According to Kadyrov, under the new status Grozny’s international airport will receive flights from the United Arab Emirates, Saudi Arabia and Turkey. This revived the sad memories of the early 1990s, when under Chechnya’s first separatist president, Djokhar Dudayev, Chechnya became an illegal free trade zone inside Russian Federation, importing all sorts of goods and then selling them to the rest of Russia without paying import tariffs. The Islamist clerics and future terrorist mercenaries also came to Chechnya by the same flights from Saudi Arabia and UAE.

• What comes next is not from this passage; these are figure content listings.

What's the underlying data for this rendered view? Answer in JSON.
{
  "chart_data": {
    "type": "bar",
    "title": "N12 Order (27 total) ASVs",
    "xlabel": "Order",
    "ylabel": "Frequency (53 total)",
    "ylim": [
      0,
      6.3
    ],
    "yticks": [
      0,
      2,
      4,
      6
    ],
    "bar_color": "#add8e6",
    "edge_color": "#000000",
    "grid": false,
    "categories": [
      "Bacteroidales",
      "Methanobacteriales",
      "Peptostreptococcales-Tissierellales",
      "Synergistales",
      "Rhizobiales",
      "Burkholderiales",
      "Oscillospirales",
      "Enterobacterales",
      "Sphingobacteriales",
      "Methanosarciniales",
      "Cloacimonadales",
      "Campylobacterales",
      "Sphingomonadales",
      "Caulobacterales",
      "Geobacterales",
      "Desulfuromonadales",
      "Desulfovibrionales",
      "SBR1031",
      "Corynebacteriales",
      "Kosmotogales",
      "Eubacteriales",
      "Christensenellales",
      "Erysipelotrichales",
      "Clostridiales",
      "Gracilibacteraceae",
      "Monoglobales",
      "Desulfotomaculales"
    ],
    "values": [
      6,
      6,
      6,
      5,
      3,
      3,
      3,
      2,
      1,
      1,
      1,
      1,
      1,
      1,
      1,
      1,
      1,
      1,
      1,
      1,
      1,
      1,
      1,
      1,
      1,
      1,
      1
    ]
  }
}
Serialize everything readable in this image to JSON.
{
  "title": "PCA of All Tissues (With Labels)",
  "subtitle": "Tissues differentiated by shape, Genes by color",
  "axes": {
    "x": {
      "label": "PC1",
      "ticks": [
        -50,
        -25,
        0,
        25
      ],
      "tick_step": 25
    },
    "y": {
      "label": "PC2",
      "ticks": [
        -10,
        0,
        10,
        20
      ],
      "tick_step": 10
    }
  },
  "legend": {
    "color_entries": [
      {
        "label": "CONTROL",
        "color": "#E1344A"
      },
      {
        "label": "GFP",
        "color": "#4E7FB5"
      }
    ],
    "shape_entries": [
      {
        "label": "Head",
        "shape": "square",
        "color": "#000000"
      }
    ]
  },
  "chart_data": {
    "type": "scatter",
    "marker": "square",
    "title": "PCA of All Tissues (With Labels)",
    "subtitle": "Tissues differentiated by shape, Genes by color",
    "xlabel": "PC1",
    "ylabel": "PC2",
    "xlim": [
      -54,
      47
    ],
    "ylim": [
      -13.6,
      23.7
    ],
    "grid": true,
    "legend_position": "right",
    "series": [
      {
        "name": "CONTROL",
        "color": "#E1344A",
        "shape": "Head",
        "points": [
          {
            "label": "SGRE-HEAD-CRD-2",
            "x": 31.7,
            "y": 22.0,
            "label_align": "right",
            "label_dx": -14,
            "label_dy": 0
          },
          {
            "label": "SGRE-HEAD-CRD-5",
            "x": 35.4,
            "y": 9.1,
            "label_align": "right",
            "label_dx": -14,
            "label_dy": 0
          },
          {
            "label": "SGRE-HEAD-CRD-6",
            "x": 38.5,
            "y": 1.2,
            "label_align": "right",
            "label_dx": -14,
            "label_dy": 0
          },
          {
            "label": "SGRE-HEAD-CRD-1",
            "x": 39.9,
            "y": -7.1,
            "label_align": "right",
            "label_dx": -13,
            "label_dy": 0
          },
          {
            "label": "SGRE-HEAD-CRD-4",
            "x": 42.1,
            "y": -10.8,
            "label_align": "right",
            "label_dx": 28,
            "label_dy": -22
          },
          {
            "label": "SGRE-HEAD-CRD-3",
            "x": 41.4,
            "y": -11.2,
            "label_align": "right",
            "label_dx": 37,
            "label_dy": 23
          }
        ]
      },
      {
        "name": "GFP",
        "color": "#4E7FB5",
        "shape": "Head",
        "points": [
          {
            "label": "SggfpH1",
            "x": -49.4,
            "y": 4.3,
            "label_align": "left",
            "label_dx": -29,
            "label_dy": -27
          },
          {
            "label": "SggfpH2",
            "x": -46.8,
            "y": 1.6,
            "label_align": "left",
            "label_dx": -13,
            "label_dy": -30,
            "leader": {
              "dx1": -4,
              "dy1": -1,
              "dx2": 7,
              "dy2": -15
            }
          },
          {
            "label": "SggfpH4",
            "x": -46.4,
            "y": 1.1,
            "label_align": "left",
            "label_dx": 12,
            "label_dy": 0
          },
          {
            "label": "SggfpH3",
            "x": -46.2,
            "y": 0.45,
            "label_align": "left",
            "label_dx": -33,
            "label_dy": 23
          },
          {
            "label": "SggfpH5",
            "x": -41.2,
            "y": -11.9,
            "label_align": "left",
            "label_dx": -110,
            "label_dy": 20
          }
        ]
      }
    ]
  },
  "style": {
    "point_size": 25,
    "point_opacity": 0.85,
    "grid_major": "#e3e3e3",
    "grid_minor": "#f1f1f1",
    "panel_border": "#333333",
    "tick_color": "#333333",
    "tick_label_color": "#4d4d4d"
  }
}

The Russian Aviation Authority said it was ready to give the Chechen airport international status as soon as the counter-terrorist operation regime was lifted. In an interview to RIA Novosti a source in the State Customs Committee, which would then have to establish a post in Grozny airport, declined to say it could guarantee full order on its future checkpoint in Grozny’s airport. The Chechen leadership, although, remains unperturbed by these concerns.
“I don’t think one can compare Dudayev’s terrorist regime and the constitutional order under Ramzan Kadyrov,” said Akhmar Zavgayev.